Speaker and Deputy Speaker, President and Deputy President of the Republic, hon members, let me at the outset express our deepest and most heartfelt sympathies to the bereaved families of those who lost their loved ones in the two human tragedies that struck, one in Welkom and the other being Flight 447. We join them all in prayer in the spirit of human solidarity and friendship.
Nkulukumba Xipikara na Mutshamaxitulu, ndzi kombela leswaku u nga ndzi sirheleli loko va monya kumbe ku sola mbulavulo wa mina. Ni nhlamba, ndzi kombela leswaku u nga yi siveli. Ndzi tile haleno ndzi nga ehleketelanga leswaku hina va COPE hi ta fanela ku andlaleriwa masangu leswaku hi etlela eka wona. Hi amukela ntlhontlho. Tanihi vona, na hina hi bile xibakele edibini. A hi nga va nyiketi rhama lerin'wana leswaku va ri makala.
Hi pfumelelana na nawu wa Muxe lowu nge, "Tihlo hi tihlo". Swo biwa ti nga dyangi mavele swi nge endleki. Ku na xivuriso xa Xitsonga lexi nge, "N'hwari-mbirhi yin'we yi tshwa nkanga yin'wana yi bola xifuva". Hi ta vona hi n'wina Muchaviseki leswaku ya n'wina N'hwari hi yihi? Hi leyi yi nga ta tshwa nkanga, kumbe leyi nga ta bola xifuva, kumbe hi vumbirhi bya tona xana? (Translation of Xitsonga paragraphs follows.)
[Speaker and Chairperson, please do not protect me when they scorn or criticise my speech. I ask you not to prevent them from swearing either. I came here not expecting members of Cope to be treated well. We accept the challenge. We are as ready as they are. We will not bow down to intimidation.
We agree with the law of Moses that says, "An eye for an eye". We will not be punished for no reason. There is an idiom in Xitsonga which says that you cannot perform two jobs perfectly at the same time. We will see which one is your responsibility. Is it the one which is going to succeed or the one which will fall through, or is it both?]
Convention demands we grant your administration a hundred-day honeymoon period. We shall honour that convention. Consider the comments I make parked for when you come back from the honeymoon.
While listening to the President's state of the nation address, I was reminded of the following story. While walking in the street a politician got knocked down by a car. He found himself arriving in heaven and met St Peter, who then said to him, "Look, where do you want to go?" He said, "There is no difficulty; I know where I want to go. I want to go heaven." St Peter said, "No, no, no. We really have to have a discussion first. We are going to send you to some places so that you can be in a position to decide which one you want to go to."
He sends him first to hell, down the lift and there where he was: a huge golf course, caviar, and the devil and most of his friends were there.
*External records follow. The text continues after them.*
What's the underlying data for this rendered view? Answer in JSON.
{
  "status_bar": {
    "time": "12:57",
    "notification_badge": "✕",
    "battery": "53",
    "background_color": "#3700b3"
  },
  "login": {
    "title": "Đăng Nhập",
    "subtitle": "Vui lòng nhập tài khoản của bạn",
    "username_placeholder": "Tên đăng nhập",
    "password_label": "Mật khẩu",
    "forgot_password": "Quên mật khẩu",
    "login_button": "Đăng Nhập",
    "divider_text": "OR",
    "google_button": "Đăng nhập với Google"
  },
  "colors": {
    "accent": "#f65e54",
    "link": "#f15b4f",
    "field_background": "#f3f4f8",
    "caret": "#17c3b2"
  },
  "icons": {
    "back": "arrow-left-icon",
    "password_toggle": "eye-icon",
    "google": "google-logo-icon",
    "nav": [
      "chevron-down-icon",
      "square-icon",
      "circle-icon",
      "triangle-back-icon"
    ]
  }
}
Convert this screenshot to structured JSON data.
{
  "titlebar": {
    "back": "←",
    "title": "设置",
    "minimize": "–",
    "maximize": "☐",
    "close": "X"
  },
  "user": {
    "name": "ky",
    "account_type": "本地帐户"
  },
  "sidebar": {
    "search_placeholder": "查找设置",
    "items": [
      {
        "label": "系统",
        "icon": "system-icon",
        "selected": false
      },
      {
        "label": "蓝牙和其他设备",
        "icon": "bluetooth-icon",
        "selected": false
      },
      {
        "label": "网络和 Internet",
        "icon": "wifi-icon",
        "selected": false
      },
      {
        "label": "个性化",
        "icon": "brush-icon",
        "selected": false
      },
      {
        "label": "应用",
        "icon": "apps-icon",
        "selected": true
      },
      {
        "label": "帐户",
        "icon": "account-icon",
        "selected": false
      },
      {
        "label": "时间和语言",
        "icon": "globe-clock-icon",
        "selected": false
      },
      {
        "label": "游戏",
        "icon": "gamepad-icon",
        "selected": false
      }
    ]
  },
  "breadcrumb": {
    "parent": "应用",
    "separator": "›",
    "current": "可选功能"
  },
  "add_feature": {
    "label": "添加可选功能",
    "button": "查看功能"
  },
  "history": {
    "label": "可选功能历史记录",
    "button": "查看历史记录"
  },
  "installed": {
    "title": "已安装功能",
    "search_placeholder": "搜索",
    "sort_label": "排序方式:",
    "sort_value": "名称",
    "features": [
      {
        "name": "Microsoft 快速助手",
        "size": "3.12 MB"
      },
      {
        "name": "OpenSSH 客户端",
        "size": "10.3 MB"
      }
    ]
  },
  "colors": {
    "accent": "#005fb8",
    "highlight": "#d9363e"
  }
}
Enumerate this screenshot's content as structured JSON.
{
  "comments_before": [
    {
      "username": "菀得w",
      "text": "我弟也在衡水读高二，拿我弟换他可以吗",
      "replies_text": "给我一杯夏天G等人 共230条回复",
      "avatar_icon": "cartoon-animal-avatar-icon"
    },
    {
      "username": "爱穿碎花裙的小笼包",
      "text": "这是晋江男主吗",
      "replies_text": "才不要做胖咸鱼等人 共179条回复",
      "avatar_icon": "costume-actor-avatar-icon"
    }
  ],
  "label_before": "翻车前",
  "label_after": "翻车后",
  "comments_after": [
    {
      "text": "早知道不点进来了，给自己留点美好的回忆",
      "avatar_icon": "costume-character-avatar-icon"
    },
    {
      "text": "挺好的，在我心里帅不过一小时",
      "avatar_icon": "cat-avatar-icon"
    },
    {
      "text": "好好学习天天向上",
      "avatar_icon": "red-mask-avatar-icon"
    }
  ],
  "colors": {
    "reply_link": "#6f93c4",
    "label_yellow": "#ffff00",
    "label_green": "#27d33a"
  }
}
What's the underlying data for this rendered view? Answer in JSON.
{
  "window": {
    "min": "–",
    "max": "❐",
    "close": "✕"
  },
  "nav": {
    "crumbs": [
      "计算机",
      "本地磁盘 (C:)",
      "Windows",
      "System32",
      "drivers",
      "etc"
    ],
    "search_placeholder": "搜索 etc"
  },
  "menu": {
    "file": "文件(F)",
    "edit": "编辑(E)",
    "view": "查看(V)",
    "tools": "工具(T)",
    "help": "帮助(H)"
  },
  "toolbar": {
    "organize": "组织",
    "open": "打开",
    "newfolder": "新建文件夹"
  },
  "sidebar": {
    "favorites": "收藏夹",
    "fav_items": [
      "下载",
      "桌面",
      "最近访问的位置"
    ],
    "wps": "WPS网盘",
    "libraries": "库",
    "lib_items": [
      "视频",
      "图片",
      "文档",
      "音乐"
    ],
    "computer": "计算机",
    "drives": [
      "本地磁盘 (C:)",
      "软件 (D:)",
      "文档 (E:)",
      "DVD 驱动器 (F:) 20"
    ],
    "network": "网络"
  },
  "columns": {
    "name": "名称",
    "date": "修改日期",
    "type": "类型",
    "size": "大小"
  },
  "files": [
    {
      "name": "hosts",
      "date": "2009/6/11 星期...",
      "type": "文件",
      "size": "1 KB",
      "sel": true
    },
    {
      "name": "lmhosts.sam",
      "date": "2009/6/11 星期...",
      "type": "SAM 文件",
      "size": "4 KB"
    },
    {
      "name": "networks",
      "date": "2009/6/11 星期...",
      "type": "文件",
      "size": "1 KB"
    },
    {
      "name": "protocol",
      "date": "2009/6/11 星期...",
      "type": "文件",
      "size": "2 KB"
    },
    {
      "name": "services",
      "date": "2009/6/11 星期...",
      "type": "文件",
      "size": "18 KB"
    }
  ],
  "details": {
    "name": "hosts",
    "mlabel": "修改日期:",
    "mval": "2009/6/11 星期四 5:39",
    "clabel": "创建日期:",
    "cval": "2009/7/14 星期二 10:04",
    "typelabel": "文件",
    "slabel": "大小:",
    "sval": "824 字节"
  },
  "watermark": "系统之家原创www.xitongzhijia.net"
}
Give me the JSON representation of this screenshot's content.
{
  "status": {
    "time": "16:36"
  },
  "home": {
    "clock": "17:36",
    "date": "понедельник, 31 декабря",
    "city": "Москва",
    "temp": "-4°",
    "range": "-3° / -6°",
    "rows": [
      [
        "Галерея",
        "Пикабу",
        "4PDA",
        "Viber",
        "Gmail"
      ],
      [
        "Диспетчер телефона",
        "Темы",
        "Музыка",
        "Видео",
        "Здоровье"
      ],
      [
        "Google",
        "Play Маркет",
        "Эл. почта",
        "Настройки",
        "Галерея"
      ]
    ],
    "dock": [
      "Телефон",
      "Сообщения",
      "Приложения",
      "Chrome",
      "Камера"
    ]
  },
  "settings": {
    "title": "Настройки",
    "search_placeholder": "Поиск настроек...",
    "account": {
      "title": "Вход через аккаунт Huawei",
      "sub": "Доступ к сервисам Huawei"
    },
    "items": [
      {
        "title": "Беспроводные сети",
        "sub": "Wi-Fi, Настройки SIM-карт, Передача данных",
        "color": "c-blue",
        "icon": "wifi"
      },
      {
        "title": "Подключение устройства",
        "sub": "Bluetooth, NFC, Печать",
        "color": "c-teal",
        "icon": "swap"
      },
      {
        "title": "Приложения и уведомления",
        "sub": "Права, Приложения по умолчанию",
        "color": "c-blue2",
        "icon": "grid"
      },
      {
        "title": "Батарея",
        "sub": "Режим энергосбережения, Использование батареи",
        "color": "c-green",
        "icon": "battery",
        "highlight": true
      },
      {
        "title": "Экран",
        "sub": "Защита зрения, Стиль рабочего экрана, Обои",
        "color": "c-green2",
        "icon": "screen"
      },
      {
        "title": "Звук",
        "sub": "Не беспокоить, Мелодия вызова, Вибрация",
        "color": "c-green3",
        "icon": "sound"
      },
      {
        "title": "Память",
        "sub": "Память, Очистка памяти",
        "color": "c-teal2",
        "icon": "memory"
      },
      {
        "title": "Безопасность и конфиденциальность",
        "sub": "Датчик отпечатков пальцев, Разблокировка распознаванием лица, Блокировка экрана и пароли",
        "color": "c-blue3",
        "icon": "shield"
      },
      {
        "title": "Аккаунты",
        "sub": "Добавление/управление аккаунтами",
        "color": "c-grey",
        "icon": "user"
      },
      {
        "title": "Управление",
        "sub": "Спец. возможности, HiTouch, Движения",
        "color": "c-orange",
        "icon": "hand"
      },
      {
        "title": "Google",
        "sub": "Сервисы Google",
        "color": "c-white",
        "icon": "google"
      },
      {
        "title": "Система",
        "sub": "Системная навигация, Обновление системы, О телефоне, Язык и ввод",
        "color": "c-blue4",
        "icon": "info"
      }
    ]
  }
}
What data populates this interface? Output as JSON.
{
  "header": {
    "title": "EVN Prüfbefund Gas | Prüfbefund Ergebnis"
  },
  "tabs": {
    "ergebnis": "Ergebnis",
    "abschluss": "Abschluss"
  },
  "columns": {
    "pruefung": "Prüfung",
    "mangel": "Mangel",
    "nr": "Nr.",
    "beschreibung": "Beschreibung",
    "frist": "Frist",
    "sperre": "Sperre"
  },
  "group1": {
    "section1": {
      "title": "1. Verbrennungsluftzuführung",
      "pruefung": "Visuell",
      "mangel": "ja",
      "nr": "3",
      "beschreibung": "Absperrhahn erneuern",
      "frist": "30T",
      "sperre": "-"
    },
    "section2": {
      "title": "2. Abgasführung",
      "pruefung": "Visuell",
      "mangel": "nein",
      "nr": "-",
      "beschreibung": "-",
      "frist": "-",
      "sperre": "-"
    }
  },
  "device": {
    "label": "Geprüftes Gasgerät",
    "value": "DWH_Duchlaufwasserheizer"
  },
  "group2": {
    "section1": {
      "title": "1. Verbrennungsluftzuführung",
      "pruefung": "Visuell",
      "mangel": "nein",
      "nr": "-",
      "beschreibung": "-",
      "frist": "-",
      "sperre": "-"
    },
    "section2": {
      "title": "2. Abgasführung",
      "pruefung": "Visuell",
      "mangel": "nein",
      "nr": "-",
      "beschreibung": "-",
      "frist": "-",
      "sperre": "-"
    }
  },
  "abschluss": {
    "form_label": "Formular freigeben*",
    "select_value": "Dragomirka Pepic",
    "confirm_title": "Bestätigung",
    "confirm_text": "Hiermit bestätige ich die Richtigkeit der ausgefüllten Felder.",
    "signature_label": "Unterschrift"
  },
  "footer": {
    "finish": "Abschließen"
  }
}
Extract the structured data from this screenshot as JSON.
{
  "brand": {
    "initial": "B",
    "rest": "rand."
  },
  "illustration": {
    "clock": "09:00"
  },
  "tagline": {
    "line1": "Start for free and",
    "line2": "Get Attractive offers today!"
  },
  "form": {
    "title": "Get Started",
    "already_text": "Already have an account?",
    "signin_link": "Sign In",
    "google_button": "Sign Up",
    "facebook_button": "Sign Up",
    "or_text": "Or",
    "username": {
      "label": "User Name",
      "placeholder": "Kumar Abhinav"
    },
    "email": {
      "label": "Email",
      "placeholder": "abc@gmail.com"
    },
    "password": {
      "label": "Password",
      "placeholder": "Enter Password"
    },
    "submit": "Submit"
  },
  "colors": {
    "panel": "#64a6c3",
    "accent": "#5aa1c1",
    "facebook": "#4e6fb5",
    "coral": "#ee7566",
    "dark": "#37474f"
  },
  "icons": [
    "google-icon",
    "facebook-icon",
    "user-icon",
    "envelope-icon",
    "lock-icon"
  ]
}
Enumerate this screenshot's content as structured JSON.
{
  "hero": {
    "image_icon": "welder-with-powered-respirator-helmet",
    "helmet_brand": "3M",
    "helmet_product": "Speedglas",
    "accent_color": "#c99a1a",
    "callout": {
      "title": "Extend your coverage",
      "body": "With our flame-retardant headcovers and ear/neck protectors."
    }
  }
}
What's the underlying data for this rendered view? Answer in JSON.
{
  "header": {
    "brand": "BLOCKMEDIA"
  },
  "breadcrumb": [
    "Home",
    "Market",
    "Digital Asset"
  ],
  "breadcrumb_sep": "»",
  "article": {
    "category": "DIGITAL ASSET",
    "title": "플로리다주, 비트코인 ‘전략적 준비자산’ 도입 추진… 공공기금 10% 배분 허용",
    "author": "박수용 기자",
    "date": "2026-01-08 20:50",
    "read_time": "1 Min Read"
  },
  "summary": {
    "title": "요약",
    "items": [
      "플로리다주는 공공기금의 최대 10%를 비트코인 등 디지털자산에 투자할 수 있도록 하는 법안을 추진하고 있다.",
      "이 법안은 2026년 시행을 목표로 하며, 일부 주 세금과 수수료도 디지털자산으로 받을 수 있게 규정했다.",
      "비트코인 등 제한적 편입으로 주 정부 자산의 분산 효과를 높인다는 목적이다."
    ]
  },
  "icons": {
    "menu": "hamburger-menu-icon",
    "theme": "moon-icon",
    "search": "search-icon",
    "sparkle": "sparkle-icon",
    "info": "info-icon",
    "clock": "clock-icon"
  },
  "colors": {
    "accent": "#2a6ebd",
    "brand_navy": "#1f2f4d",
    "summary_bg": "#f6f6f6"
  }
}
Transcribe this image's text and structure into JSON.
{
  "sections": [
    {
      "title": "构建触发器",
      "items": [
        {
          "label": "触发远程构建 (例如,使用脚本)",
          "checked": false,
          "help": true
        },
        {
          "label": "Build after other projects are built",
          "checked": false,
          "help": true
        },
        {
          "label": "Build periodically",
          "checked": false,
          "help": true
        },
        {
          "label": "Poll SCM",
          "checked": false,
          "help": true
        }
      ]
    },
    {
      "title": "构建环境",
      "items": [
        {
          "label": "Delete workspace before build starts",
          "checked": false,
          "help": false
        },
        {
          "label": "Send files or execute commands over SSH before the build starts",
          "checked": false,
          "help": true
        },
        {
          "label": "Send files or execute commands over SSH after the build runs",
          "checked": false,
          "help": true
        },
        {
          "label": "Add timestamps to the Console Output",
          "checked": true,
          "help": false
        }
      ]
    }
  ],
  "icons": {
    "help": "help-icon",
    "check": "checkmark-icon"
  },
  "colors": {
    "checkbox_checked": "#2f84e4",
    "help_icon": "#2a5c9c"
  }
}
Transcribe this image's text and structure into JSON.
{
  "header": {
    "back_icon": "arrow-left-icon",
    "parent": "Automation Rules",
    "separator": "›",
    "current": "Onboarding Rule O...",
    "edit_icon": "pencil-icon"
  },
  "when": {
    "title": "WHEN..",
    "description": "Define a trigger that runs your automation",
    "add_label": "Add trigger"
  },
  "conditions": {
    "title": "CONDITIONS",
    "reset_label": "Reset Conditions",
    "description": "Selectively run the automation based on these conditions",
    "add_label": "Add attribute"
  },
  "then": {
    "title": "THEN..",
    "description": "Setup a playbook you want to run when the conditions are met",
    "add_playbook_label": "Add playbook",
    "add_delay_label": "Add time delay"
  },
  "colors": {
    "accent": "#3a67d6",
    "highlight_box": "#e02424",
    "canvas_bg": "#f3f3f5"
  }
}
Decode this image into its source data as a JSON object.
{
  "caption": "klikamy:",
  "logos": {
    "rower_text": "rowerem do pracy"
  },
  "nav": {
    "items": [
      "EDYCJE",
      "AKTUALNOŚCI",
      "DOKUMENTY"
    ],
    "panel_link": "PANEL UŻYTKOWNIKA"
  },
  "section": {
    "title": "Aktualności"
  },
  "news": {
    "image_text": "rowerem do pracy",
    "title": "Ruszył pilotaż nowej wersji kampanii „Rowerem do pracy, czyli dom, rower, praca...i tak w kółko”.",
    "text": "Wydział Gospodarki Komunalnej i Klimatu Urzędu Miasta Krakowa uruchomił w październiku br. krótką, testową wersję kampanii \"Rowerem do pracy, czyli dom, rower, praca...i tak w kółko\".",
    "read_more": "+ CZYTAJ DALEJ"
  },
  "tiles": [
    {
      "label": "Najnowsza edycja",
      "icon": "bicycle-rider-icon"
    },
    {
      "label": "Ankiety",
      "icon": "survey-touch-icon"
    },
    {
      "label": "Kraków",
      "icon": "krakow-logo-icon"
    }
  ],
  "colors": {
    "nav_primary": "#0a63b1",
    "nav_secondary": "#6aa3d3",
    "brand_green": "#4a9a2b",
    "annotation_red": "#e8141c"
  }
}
Everyone was happy. [Interjections.] Thank you very much. Then they come to fetch him and he goes to the other side. People that side were singing in the clouds. There was a harp playing and music. But everyone was concentrating. Before he realised it, 24 hours were up, and they said to him, "What do we do?". He says, "Look, I could never have said this, but really I am going to go to hell". So they send him back to hell. As he arrived the devil was sitting there, but the land was barren now. His friends were working very hard. Everywhere garbage was falling around. He said to the devil, "But, look, I was here a few days ago." The devil said to him, "At that time we were campaigning; today you voted." [Applause.]
Mr President, during the best of times, in our view, you would be hard pressed to achieve half of what is in the manifesto. It will be even harder now that we are in a recession. You said that we should cut our clothes to fit our size. That is well and good, but it seems that having been to the tailor already you may have already placed an order for a bigger cloth. Some words of wisdom to the choir master who was on stage last night. It will take more than just charm, sir, rhythm and dances and songs to get our country right.
You spoke of the need to protect and respect the Constitution, including institutions. We are happy to give you the benefit of the doubt. A good place to start may be to protect the Governor of the Reserve Bank, whom, as you have heard, the Congress of South African Trade Unions, Cosatu, have said they want out. What is his sin: Implementing the ANC's policy of inflation targeting.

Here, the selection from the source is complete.